Here are some examples of trademarks used incorrectly:

  • I Skyped my brother last week.
  • I googled, but I couldn’t find anything useful.
Cease-and-desist letters notwithstanding, it is unlikely that you can stop people from misusing trademarks in this way in casual conversation or in social media. For more formal content, however, trademarks should be used correctly (even though it is highly awkward):

  • I used Skype to call my brother. (Or, for the real sticklers: I used Skype software to call my brother.)
  • My Google search didn’t find anything useful.

Verbifying (or nominalizing) trademarks is frowned upon by the trademark owners.

Most technical documents have a list of trademarks at the beginning of the book, which looks something like the following:

Oracle, JD Edwards, PeopleSoft, and Retek are registered trademarks of Oracle Corporation and/or its affiliates. Other names may be trademarks of their respective owners.1

A more detailed version from Microsoft:

Information in this document is subject to change without notice.

Companies, names, and data used in examples herein are fictitious unless otherwise noted. No part of this document may be reproduced or transmitted in any form or by any means, electronic or mechanical, for any purpose, without the express written permission of Microsoft Corporation.

© 1995–96 Microsoft Corporation. All rights reserved.

Microsoft, MS, MS-DOS, ActiveX, AutoSum, Bookshelf, Encarta, FoxPro, FrontPage, IntelliMouse, IntelliSense, MSN, Microsoft At Work, Microsoft Press, Multiplan, Outlook, PivotTable, PowerPoint, Rushmore, Visual Basic, Windows, Windows NT, Wingdings, XL and design (the Microsoft Excel logo) are either registered trademarks or trademarks of Microsoft Corporation in the United States and/or other countries.

Apple and TrueType are registered trademarks of Apple Computer, Inc.

The Mac OS Logo is a trademark of Apple Computer, Inc. used under license.

MathType is a trademark of Design Science, Inc.

Genigraphics and In Focus Systems are registered trademarks of In Focus Systems, Inc.

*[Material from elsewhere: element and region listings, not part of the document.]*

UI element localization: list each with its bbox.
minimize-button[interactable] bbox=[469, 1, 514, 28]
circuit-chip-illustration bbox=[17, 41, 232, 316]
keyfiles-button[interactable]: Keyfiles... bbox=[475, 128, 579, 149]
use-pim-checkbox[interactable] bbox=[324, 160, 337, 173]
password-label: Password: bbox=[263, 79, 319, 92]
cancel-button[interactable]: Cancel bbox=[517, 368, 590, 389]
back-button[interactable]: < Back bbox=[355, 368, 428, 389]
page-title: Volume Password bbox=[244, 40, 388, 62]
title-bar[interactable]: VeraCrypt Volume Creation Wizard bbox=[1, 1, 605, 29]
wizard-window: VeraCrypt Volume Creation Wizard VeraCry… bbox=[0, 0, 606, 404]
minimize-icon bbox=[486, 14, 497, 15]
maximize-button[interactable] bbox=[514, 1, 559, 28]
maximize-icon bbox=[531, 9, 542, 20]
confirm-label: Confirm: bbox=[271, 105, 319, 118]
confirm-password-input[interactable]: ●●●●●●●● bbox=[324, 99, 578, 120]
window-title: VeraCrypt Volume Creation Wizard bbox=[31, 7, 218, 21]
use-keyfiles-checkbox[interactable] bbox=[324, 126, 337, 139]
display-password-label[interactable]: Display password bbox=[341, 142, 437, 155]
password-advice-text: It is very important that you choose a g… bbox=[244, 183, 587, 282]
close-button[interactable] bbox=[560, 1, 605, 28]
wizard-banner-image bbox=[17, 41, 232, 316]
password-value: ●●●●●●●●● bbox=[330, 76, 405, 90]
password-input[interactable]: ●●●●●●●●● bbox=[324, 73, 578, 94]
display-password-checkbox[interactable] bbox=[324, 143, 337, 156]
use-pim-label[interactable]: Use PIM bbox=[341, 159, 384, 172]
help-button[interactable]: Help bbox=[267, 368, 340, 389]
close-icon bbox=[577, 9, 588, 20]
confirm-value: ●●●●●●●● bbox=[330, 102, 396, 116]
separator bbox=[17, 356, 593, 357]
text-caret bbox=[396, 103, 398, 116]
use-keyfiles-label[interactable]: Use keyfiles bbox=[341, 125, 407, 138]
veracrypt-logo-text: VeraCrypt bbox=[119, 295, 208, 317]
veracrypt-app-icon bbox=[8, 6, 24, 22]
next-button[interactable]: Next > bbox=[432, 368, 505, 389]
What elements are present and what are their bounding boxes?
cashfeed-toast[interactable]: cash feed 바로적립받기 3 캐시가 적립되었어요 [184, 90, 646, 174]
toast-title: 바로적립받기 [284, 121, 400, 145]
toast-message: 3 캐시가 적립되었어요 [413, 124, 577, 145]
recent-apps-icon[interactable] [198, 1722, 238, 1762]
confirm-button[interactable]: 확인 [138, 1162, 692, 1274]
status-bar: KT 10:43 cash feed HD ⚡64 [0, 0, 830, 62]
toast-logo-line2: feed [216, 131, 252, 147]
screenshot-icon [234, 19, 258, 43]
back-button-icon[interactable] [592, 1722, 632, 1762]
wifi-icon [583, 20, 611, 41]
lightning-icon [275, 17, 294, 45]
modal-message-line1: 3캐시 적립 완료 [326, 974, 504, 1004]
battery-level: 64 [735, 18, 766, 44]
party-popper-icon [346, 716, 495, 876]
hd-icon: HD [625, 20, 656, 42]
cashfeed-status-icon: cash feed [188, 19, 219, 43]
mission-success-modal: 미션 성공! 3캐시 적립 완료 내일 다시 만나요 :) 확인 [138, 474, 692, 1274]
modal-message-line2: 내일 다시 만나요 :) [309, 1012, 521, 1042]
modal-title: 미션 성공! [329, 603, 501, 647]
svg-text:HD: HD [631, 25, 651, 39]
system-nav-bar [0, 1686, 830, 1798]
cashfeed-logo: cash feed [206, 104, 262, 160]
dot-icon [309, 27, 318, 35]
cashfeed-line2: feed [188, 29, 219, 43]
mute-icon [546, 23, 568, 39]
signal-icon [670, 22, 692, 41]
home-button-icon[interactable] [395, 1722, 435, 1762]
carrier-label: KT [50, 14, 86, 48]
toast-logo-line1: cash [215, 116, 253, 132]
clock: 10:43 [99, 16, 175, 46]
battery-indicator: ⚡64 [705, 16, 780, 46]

NetWare and Novell are registered trademarks of Novell, Inc.

Other product and company names mentioned herein may be the trademarks of their respective owners.2

As with all of these matters, you should consult your legal counsel to determine whether a blanket “other names may be trademarks” (as in the first example) is acceptable or whether an explicit list of trademarks is required (as in the second example). If you are required to provide a detailed list, automate the production of this list, as it is in no way a value-added technical communication project. A few techniques that we have used are:

  • Default copyright/trademark list. All deliverables get the same list of copyrights and trademarks, so the list is set up once and then reused.
  • Automatically generated list from explicit markup.Each trademark that occurs in text is marked as a trademark (or registered trademark). The trademark list is generated from the marked-up items. For example:
    We use <trademark type="tm">MathType</trademark> to create equations.
  • Automatically generated list from reference list: We create a universal list of trademarks in a separate file. When it’s time to generate output, the trademark list is generated by filtering the global list to include only the items that occur in that deliverable.

The last option requires the most setup and the least ongoing maintenance work. The middle option requires the author to do some ongoing work. The first option is the simplest and most appealing if you can get your legal team to agree to it.

In addition to the trademark list in the front matter, you may also need to mark trademarks in the actual text. The traditional rule is that you must indicate a trademark on the first occurrence of that item. Unfortunately, that works better in books than in online content, where “first occurrence” a bit hard to define. Your choices for trademark indicators are as follows:

  • Do not mark any trademarks in text.
  • Mark the first occurrence in a book, chapter, or web page (preferably in an automated way; otherwise, your authors will be annoyed).
  • Mark every occurrence of a trademarked term (guaranteed to annoy your readers and, if done manually, infuriate your authors).